Under the new standards, in the event of a fallout crisis involving a nuclear plant, residents outside a 5-km radius of the facility will be told to evacuate within several hours if the radiation level reaches 500 microsieverts per hour. This compares with the figure set by the Vienna-based International Atomic Energy Agency: 1,000 microsieverts.
A restriction on the consumption of food produced near a disaster-hit power plant must be issued within a few days if radiation levels hit 0.5 microsievert per hour, compared with 1 microsievert set by the IAEA.
New criteria also call for issuing temporary evacuation orders to residents in areas where the radiation level reaches 20 microsieverts per hour. The figure is lower than the international standard of 100 microsieverts.
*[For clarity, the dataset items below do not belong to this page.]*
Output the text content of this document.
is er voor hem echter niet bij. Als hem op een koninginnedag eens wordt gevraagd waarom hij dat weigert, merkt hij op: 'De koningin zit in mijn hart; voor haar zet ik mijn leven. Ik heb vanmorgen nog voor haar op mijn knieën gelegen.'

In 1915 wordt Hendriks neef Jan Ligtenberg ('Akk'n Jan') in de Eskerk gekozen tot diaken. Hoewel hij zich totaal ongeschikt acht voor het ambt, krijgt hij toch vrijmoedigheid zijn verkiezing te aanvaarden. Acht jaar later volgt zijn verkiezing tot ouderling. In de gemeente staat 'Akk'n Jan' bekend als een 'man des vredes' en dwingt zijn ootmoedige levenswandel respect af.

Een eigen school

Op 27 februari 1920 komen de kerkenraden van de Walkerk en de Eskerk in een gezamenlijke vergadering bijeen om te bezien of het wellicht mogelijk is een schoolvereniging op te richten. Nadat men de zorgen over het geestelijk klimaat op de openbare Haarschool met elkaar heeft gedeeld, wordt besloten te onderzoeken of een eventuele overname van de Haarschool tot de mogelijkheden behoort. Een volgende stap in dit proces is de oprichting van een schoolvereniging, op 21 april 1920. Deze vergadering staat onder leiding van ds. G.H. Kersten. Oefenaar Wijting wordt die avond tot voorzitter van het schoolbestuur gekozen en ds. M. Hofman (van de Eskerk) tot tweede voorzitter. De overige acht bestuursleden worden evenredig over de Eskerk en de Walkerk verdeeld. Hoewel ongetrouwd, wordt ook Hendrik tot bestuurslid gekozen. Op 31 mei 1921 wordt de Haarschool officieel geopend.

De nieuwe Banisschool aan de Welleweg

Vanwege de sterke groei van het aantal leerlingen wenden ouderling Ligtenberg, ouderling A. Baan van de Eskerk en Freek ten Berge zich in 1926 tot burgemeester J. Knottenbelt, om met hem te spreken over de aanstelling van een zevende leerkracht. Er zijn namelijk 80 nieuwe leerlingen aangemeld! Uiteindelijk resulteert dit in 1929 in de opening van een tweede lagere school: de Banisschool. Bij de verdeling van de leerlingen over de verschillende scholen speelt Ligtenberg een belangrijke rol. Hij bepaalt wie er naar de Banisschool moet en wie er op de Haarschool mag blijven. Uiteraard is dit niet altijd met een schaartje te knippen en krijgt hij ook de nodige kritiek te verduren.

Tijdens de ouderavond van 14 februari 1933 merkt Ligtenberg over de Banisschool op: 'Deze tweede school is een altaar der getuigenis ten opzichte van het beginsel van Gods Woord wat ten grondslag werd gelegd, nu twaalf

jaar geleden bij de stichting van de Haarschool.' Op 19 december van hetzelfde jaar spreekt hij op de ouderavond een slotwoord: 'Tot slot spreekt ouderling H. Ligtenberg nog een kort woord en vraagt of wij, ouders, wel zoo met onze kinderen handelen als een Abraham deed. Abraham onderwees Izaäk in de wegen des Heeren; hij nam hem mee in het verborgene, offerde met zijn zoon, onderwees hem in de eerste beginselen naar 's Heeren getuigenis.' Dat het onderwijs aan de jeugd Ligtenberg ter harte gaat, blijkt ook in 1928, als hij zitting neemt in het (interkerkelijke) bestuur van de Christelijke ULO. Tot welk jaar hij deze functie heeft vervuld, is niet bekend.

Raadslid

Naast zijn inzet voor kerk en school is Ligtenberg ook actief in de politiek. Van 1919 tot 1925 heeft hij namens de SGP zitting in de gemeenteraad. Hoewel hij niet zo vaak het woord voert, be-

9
The government will begin collecting information to gauge the effects of a powerful earthquake — intensity of lower 6 or stronger on the Japanese scale to 7 — on municipalities where nuclear plants are located.
Residents within a 5-km radius of a nuclear plant will be asked to prepare to evacuate if all power at the plant goes out for more than five minutes or if the reactor cooling system cannot be run from the control room.
The panel calls for immediate evacuation of residents when a plant operator loses the ability to shut down reactors or when pressure in reactor containers reaches the maximum allowable limit.
The NRA debuted in September as a highly independent body to replace the Nuclear and Industrial Safety Agency and Nuclear Safety Commission. NISA was hit for failing to improve the defenses of Tokyo Electric Power Co.’s Fukushima No. 1 nuclear plant, which suffered three meltdowns last year after being overrun by tsunami.